La incertidumbre ha sido desde los albores de la humanidad la sombra que se cierne sobre cada decisión, cada paso, cada aspiración. Es el abismo que separa el deseo de la realización. En su lucha por dominarla, el ser humano ha erigido templos, consultado oráculos, y más recientemente, construido sistemas financieros. Entre estos, el mercado de valores se erige como una de las más sofisticadas herramientas para domesticar la incertidumbre, para convertir el riesgo en oportunidad, y la duda en confianza colectiva.
El mercado de valores (las bolsas, las acciones, las empresas que cotizan, y todo su ecosistema) no es simplemente un espacio donde se compran y venden acciones; es un mecanismo de distribución de riesgos, una arquitectura social que permite que la carga de la incertidumbre no recaiga sobre los hombros de unos pocos, sino que se diluya entre muchos. Es, en esencia, una manifestación de la solidaridad moderna, donde inversionistas y empresarios comparten el peso de lo desconocido, apostando juntos por un futuro que, aunque incierto, se vuelve más predecible gracias a la transparencia, la regulación y la participación colectiva. Todo lo contrario a lo que conocemos como capitalismo en México.
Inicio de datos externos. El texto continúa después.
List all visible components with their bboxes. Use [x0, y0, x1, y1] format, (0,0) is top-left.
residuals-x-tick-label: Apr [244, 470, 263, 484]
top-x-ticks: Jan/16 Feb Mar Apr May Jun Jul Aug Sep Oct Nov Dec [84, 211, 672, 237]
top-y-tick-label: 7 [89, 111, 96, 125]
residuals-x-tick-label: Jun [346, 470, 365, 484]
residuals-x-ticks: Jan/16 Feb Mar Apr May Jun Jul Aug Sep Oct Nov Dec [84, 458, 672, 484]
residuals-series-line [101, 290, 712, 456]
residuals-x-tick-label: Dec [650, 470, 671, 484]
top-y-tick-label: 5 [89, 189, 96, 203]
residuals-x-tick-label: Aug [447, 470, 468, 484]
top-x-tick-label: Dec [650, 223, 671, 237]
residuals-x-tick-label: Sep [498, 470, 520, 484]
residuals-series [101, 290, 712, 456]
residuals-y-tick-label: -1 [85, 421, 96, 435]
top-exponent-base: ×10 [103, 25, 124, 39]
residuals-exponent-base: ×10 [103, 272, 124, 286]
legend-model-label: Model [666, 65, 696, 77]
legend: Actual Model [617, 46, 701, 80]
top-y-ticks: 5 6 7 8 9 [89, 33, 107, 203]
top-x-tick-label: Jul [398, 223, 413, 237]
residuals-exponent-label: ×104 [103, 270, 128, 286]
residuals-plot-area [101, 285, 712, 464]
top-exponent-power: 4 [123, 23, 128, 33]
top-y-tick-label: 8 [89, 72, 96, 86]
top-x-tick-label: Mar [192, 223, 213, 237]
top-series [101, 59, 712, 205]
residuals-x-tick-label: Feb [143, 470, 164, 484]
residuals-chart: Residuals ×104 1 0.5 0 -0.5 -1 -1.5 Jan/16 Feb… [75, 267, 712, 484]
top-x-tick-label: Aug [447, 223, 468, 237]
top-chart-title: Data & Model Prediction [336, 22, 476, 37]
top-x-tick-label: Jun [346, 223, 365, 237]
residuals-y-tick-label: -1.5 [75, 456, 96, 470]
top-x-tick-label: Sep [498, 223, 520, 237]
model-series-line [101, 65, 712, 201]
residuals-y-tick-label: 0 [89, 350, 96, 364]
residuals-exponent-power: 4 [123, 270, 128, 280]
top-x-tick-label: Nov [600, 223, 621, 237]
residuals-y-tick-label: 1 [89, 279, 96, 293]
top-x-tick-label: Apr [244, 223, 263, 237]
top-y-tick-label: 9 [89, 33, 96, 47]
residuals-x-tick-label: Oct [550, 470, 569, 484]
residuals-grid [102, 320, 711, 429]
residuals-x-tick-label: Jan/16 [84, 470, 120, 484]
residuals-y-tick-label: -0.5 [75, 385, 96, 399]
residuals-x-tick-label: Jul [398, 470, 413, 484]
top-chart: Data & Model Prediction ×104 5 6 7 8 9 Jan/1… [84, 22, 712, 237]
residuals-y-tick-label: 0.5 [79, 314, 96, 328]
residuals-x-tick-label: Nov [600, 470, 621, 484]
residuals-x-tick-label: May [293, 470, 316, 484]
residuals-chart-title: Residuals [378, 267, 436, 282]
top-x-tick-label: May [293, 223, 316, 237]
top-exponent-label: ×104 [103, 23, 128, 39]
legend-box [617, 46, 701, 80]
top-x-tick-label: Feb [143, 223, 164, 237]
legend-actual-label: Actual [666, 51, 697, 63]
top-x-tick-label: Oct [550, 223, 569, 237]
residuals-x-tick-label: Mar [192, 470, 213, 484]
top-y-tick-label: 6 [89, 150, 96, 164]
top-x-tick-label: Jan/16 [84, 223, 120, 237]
En las economías donde el mercado de valores es robusto, las empresas encuentran en él una fuente de financiamiento que les permite innovar, crecer y competir. Los inversionistas, a su vez, acceden a oportunidades de crecimiento patrimonial, diversificando sus riesgos y participando activamente en el desarrollo económico. Es un círculo virtuoso donde la confianza se retroalimenta, y la incertidumbre se gestiona de manera eficiente.
Sin embargo, en México, este mecanismo ha sido históricamente subutilizado. A pesar de contar con una economía vibrante y un espíritu —algunos dicen emprendedor—, el país enfrenta un mercado de valores poco profundo.
Las reformas de años pasados a la ley de fondos de inversión y la de mercado de valores buscaban facilitar el proceso de emisión de valores. Sin embargo, nada ha cambiado. Según el Banco de México, esta limitación ha impedido que las empresas, especialmente las de menor tamaño, accedan a fuentes de financiamiento que les permitan expandirse y competir en igualdad de condiciones, eternizando los grandes monopolios que conocemos.
Esta situación no solo restringe el crecimiento empresarial, sino que también perpetúa la concentración del poder económico y limita la participación ciudadana en la creación y distribución de riqueza. La falta de un mercado de valores dinámico y accesible impide que la población en general se beneficie de los frutos del capitalismo, como la abundancia, la innovación y la competencia, pero más importantemente, el reparto de utilidades.
La ausencia de un mercado de valores inclusivo también exacerba la concentración de riqueza. Las empresas dependen en exceso de fuentes de financiamiento tradicionales, como los préstamos bancarios, que suelen ser más costosos y menos accesibles. O los familiares, lo que nos regresa a la concentración de riquezas.
Porque lo cierto es que mientras la incertidumbre reina en las mayorías, el porvenir pertenece a unos cuantos. Y México, arrinconado en su historia de privilegios heredados y oportunidades vedadas, sigue sin domesticar ese viejo fantasma. No por falta de talento ni de ingenio, sino por la ausencia de un escenario donde se repartan los riesgos, donde se capitalicen las ideas, donde el futuro sea una obra colectiva y no una profecía privada.
Hoy, según Banxico, apenas 139 empresas cotizan en la Bolsa Mexicana, frente a las más de dos mil que lo hacen en Brasil. Esa diferencia no es sólo numérica: es civilizatoria. Es la distancia entre una sociedad que confía en su porvenir y otra que aún lo teme. México, si quiere reconciliarse con los frutos del capitalismo, el único sistema financiero que ha repartido bienestar a la humanidad de manera masiva, a pesar de sus fallas, deberá primero construir el escenario donde estos frutos puedan repartirse. De lo contrario, seguiremos siendo una nación de potenciales sin destino, y de sueños hipotecados por la incertidumbre.